The problem, as explained by Dave Chinner, is this: as soon as the kernel receives the page fault and makes the page writable, it must update the file's timestamps, and, for some filesystem types, an associated revision counter as well. That update is done synchronously in a filesystem transaction as part of the process of handling the page fault and allowing write access. So a quick operation to make a page writable turns into a heavyweight filesystem operation, and it happens every time the application attempts to write to a clean page. If the application writes large numbers of pages that have been mapped into memory, the result will be a painful slowdown. And most of that effort is wasted; the timestamp updates overwrite each other, so only the last one will persist for any useful period of time.
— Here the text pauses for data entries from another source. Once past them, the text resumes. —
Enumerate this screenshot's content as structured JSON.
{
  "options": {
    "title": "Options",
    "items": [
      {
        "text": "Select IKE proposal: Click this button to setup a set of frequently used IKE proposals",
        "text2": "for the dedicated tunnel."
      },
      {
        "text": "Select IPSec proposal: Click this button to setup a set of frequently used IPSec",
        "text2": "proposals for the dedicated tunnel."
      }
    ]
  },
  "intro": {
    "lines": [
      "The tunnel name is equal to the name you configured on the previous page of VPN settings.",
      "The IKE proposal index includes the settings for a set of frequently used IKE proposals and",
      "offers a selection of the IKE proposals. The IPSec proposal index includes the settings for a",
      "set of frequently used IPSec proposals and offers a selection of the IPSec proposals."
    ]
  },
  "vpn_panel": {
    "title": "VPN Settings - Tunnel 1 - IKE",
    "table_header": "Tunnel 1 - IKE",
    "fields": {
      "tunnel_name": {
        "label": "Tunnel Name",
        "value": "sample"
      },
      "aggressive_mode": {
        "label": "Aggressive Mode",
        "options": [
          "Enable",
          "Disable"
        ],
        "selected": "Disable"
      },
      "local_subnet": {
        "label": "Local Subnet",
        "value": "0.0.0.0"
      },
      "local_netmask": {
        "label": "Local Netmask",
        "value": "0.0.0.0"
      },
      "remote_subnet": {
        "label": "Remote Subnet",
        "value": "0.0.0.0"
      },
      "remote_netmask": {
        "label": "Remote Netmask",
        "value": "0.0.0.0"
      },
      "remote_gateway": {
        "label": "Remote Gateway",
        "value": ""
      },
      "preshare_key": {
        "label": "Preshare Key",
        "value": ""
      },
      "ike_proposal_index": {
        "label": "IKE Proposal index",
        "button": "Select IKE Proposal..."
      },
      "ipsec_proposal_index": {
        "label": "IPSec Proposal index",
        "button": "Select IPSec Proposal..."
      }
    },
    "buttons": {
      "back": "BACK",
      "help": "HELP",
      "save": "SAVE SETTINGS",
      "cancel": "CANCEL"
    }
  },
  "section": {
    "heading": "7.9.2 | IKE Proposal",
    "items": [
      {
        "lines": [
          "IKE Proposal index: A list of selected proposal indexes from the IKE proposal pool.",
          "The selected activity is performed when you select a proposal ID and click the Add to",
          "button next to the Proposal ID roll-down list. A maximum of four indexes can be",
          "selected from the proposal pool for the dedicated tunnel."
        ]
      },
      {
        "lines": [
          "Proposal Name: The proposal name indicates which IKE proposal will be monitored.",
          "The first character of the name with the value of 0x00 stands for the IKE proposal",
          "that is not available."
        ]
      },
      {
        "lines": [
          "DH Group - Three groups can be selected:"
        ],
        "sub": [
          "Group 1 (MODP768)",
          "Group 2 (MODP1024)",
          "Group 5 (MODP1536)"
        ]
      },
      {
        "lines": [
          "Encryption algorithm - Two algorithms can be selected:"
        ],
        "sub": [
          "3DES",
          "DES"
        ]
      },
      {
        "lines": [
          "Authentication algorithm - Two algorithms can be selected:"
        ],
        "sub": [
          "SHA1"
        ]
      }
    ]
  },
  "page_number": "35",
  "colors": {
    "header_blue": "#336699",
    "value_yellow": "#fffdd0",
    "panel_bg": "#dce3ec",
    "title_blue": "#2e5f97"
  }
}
As it happens, Andy Lutomirski has an application that is affected badly by this problem. One of his previous attempts to address the associated performance problems — MADV_WILLWRITE — was covered here recently. Needless to say, he is not a big fan of the current behavior associated with mtime and ctime updates. He also asserted that the current behavior violates the Single Unix Specification, which states that those times must be updated between any write to a page and either the next msync() call or the writeback of the data in question. The kernel, he said, does not currently implement the required behavior.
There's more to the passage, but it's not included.